Hey,
so, I am trying to speed up my code using fp16 computation, with autocast.
I wrote two small code examples (with and without autocast).
with:
from torch.cuda.amp import autocast
%%time
for batch,(X,y) in enumerate(dltr):
with autocast():
pred = model(X)
print('Memory Allocated: %0.2fMB, Memory Reserved: %0.2fMB \n'\
%(torch.cuda.memory_allocated()/1e6, torch.cuda.memory_reserved()/1e6))
and without:
%%time
for batch,(X,y) in enumerate(dltr):
pred = model(X)
print('Memory Allocated: %0.2fMB, Memory Reserved: %0.2fMB \n'\
%(torch.cuda.memory_allocated()/1e6, torch.cuda.memory_reserved()/1e6))

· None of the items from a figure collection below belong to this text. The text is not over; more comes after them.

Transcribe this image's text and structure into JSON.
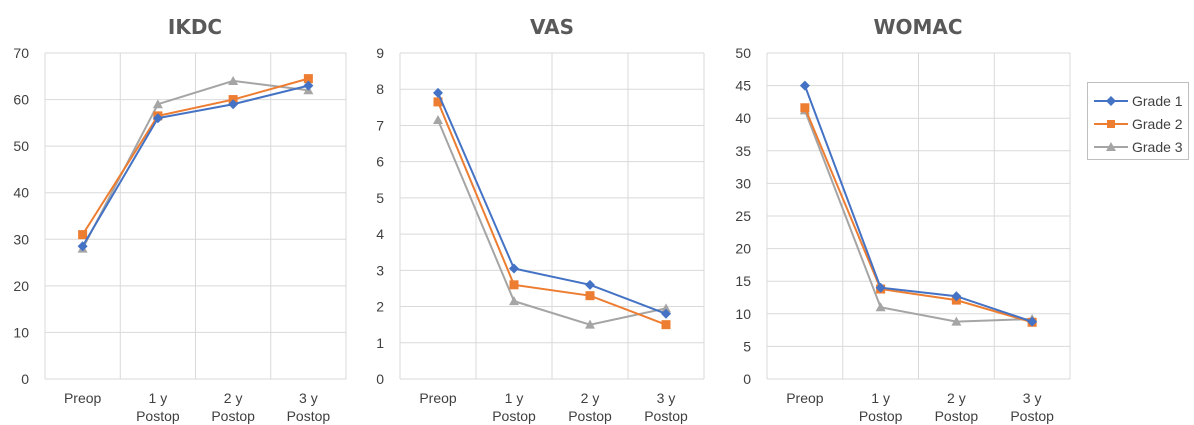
{
  "colors": {
    "grade1": "#4472C4",
    "grade2": "#ED7D31",
    "grade3": "#A5A5A5",
    "grid": "#d9d9d9"
  },
  "legend": {
    "placement": "right",
    "items": [
      {
        "label": "Grade 1",
        "color": "#4472C4",
        "marker": "diamond"
      },
      {
        "label": "Grade 2",
        "color": "#ED7D31",
        "marker": "square"
      },
      {
        "label": "Grade 3",
        "color": "#A5A5A5",
        "marker": "triangle"
      }
    ]
  },
  "chart_data": [
    {
      "type": "line",
      "title": "IKDC",
      "categories": [
        "Preop",
        "1 y\nPostop",
        "2 y\nPostop",
        "3 y\nPostop"
      ],
      "ylim": [
        0,
        70
      ],
      "yticks": [
        0,
        10,
        20,
        30,
        40,
        50,
        60,
        70
      ],
      "grid": true,
      "series": [
        {
          "name": "Grade 1",
          "values": [
            28.5,
            56,
            59,
            63
          ]
        },
        {
          "name": "Grade 2",
          "values": [
            31,
            56.5,
            60,
            64.5
          ]
        },
        {
          "name": "Grade 3",
          "values": [
            28,
            59,
            64,
            62
          ]
        }
      ]
    },
    {
      "type": "line",
      "title": "VAS",
      "categories": [
        "Preop",
        "1 y\nPostop",
        "2 y\nPostop",
        "3 y\nPostop"
      ],
      "ylim": [
        0,
        9
      ],
      "yticks": [
        0,
        1,
        2,
        3,
        4,
        5,
        6,
        7,
        8,
        9
      ],
      "grid": true,
      "series": [
        {
          "name": "Grade 1",
          "values": [
            7.9,
            3.05,
            2.6,
            1.8
          ]
        },
        {
          "name": "Grade 2",
          "values": [
            7.65,
            2.6,
            2.3,
            1.5
          ]
        },
        {
          "name": "Grade 3",
          "values": [
            7.15,
            2.15,
            1.5,
            1.95
          ]
        }
      ]
    },
    {
      "type": "line",
      "title": "WOMAC",
      "categories": [
        "Preop",
        "1 y\nPostop",
        "2 y\nPostop",
        "3 y\nPostop"
      ],
      "ylim": [
        0,
        50
      ],
      "yticks": [
        0,
        5,
        10,
        15,
        20,
        25,
        30,
        35,
        40,
        45,
        50
      ],
      "grid": true,
      "series": [
        {
          "name": "Grade 1",
          "values": [
            45,
            14,
            12.7,
            8.8
          ]
        },
        {
          "name": "Grade 2",
          "values": [
            41.6,
            13.8,
            12.1,
            8.7
          ]
        },
        {
          "name": "Grade 3",
          "values": [
            41.2,
            11,
            8.8,
            9.2
          ]
        }
      ]
    }
  ]
}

Comparing the performance of these two timewise and memorywise yields these outputs:
with autocast:
Memory Allocated: 389.42MB, Memory Reserved: 2466.25MB
Wall time: 26.8 s
without:
Memory Allocated: 689.19MB, Memory Reserved: 2466.25MB
Wall time: 26.9 s
The input shape of X is (1024, 5, 5, 512)
.
As expected, using autocast yields (very) roughly a halving of the memory, but no speedup. I also tested this using multiple timing loops (%%timeit). In all test runs, not using autocast is approximately the same speed. Am I doing sth. wrong here, or is it just that this does not always yield a considerable speedup?
Given these results, it seems, the only thing I can expect is to run my model with twice the batch size as before, but training will take the same time.
My model contains a few dozen convolutions (with kernel size 2 and mostly up to 8 channels)., The total number of parameters is about 2000. Maybe the model is just very small and a speedup becomes only significant for larger kernel dimensions or channel numbers?
Thanks! Best, JZ